As part of College Confidential's essay series, we're sharing personal essays from students who were admitted to college during a prior admissions cycle. The student who wrote this as her essay was accepted to the University of Virginia, and we are sharing it with her permission.
I once made the mistake of sitting down during ballet class. My thighs were quivering from the petit allegro combination, my forehead stung from the unyielding pull of my excessively hair-sprayed ballet bun, and the raw skin on my toes was peeking out all bloody and tender from being shoved in wood pointe shoes for the past two hours.
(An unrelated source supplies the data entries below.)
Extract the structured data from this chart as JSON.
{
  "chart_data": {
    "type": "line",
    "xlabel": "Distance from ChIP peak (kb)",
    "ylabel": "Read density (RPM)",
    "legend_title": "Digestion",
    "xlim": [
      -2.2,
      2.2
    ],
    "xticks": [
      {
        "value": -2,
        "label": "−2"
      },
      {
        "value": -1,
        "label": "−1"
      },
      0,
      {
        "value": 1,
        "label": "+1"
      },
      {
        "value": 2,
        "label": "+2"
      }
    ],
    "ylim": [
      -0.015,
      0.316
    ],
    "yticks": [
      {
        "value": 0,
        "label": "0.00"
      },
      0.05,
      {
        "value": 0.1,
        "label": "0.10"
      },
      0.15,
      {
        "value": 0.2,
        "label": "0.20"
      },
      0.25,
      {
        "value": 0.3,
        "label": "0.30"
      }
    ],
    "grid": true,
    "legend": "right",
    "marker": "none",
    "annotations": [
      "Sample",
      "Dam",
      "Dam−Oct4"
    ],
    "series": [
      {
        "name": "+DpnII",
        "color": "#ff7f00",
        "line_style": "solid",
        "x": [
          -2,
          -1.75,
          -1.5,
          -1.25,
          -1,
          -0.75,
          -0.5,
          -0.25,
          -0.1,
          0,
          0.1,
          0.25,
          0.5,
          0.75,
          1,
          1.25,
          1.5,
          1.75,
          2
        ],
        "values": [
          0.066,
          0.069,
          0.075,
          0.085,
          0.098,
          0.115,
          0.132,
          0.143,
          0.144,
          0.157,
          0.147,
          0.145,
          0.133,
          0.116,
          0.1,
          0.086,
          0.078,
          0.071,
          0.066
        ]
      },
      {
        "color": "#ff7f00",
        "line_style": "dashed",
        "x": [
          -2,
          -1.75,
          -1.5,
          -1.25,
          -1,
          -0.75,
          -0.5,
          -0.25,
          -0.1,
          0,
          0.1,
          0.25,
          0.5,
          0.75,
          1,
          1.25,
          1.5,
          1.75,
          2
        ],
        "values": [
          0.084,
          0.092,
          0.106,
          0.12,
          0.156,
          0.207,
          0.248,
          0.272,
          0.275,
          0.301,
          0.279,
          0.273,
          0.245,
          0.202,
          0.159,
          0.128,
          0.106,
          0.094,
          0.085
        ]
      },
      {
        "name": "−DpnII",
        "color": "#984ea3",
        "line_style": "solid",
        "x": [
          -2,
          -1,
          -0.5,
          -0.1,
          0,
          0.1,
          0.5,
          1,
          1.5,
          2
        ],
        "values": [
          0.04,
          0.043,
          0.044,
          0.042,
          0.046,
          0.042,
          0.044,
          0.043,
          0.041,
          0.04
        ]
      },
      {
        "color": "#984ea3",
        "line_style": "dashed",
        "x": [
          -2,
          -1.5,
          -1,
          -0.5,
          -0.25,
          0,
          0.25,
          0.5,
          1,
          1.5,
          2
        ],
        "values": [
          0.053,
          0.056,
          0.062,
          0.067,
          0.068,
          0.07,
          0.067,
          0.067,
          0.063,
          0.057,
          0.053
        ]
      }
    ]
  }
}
My ten-year-old body throbbed off-beat to the pianist's Prokofiev. I slid my sweaty back down the wall of my ballet classroom, and sat. Big mistake. Although my attempt for physical reprieve was evanescent, my Hungarian teacher experienced an ardent, even possessing, rage because of it. This fairy-like woman transformed into a red-faced banshee who lectured me vehemently about the disrespectfulness of my action. Sentenced to the corner, I was instructed to reflect on "what I had just done."
Sitting down during ballet class may seem trivial to most people, pretty much all people actually, but ballet enjoys a historic strictness that includes classroom etiquette. The austerity of the art is not limited to a ten-year-old-sitting policy: Ballet is rules -- complex, detailed, and painstaking rules. Laymen may not believe there is a right way for me to position my pinkie during a pirouette, but I assure them there is. Weirdly, the stringent intricacy of ballet is what made me fall in love with dance. The structured consistency provided me with comfort during times when everything was changing. When I moved from London to Ohio, I was faced with myriad cultural differences that were unsurprisingly unsettling. Ballet, however, was not one of them. A plié was still a plié. The consistency of dance was a soothing reminder of home in a foreign place.
Ballet continued to play an anchoring role in my life, but by seventeen it was less solace inducing and had taken on the more literal properties of an anchor. Training pre-professionally was all-encompassing. The time commitment alone was immense, topping twenty hours weekly, but beyond that I dedicated my physical, emotional, and mental self to ballet because the art demanded I do so. Ballet was in charge; I performed as it instructed: think color-by-number painting. This rigidity that once brought me peace grew dull and monotonous, even suffocating. Eventually, dance lost its color. As time went on, ballet increasingly conflicted with the independent and open-minded woman I was becoming. It exacerbated a paradox in my life: what was pushing me the hardest was also holding me back. High school to me meant student government, team sports, and art club. Ballet disagreed; it became jealous and possessive. I resented its control, and I fell out of love with the art. It was time for us to break up.
Ballet's departure from my daily life left a void, but simultaneously freedom. I finally had time to try the extracurricular activities that characterize the high school experience. Participating in cheer and French club, as well as my other endeavors, allowed me to diversify my high school experience in a way pre-professional ballet never would have allowed.
However, the funny thing about my relationship with dance is that it is entirely cyclical. I left my ballet program to immerse myself in my high school community, but in the process of doing so I came right back to it. I started AHS Moves, a drop-in beginner-oriented dance club for any and everyone at my school. What I could not have predicted was the way in which taking ownership of this group would heal my relationship with dance. Directing and choreographing for kids who do not have formal training, and quite frankly do not care, has enabled me to enjoy dance without the pressure of a pre-professional ballet environment. I have realized that my issue with dance was not actually that I did not love it, but that I wanted to do it on my own terms. And now I can.